Russia is also wary of insurgencies, and feeding the insurgency in Afghanistan has led to part of it to spread to within what it defines as its sphere of influence in Central Asia. Russia’s intervention in Syria occurred partly due to its desire to keep insurgent-based instability confined to this geographic area. Yet Russia wishes to thwart Western and American interests wherever it can, with Afghanistan being a choice location for doing so. But Russia, having long suffered from Islamic extremism within the old borders of the Soviet Union, remains opposed to the spread of extremist violence from the Middle East as well as Central and South Asia, whether it is the Islamic State or the Taliban. In fact, Russia, Iran, China and Pakistan all encouraged the Taliban to commit to the June ceasefire.

China is rapidly building its Belt and Road Initiative across the region, thought it did make a highly impactful decision to cut Afghanistan out of its immediate plans by choosing Pakistan to be the recipient of a massive road/rail/port network that has come to be called the Chinese Pakistan Economic Corridor (one of Afghan President Ashraf Ghani’s greatest failures was failing to persuade China to include Afghanistan). Yet the Chinese have recently come to realize that it is in their interest to build spurs off of CPEC into Afghanistan, so as to connect with the Central Asian states. In addition, China may slowly be coming to realize that it is capable of accomplishing something than even the United States cannot, viz. pressuring Pakistan to end its support of the Haqqani network, one of the most fearsome elements of the Taliban network (due to CPEC it has enormous leverage over the Pakistanis).

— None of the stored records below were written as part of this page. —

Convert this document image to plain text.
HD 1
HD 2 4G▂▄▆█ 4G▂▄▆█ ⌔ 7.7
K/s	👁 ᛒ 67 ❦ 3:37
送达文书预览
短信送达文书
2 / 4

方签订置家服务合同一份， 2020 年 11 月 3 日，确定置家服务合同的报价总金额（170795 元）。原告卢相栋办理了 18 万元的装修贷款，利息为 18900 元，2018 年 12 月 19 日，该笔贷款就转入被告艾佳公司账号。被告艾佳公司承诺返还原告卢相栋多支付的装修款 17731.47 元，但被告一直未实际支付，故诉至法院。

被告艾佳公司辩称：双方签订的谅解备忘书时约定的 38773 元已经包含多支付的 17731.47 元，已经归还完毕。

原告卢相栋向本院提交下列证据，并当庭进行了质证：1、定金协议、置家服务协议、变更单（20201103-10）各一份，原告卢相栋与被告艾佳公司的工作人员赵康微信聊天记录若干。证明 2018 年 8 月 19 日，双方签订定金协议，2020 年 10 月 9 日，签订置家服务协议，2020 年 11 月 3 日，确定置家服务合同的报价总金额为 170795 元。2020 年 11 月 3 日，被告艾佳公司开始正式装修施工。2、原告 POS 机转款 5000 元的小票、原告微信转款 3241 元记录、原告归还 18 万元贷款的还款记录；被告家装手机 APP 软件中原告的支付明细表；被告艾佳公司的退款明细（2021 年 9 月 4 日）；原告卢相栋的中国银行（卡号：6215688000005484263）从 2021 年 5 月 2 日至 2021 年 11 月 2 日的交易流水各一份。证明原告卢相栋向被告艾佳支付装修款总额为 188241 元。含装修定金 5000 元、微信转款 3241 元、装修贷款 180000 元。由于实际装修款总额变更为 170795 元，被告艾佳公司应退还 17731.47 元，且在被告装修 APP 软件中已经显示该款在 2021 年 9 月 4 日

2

Finally, Pakistan has long kept what it calls “a buffer zone” in place in Afghanistan by hosting and funding the Haqqanis and other Taliban leaders/forces. It has done this partially to achieve “strategic heft” against India, but primarily because it has not wanted Afghanistan to become stable and develop ahead of it. In light of Afghanistan’s sizable deposits of oil and gas and rare earth minerals, Pakistani leaders primarily in its security forces have aimed to keep Afghanistan unstable. But now that Pakistan will almost certainly develop sooner than its northern neighbor due precisely to CPEC, it stands to benefit from a stable Afghanistan—not only from the diplomatic kudos it will receive for ending its Taliban support, but being energy-poor it needs oil and electricity from energy-rich Central Asia to transit in grid and pipeline networks across Afghanistan. The Afghans are particularly savvy at promoting energy and transport infrastructure projects with the Central Asians, which bodes well for Pakistan.

For good or for ill, a host of external nation states believe they have their own national-security interests at stake in Afghanistan, and intervene there regularly whether invited or uninvited. But each of them now share, for the first time in history, joint interests in a stable Afghanistan. Unfortunately, this deep strategic interest is often overridden by what the international community perceives as the short-term interests of Russia and Iran. Their presence antagonizes the United States and vice-versa, as does Pakistan and India circumventing one another. But with some creative diplomacy a considerable amount can be achieved, as cooperating to engender the stabilization of Afghanistan will serve all of their deeper strategic interests—not to mention the interests of the Afghan people.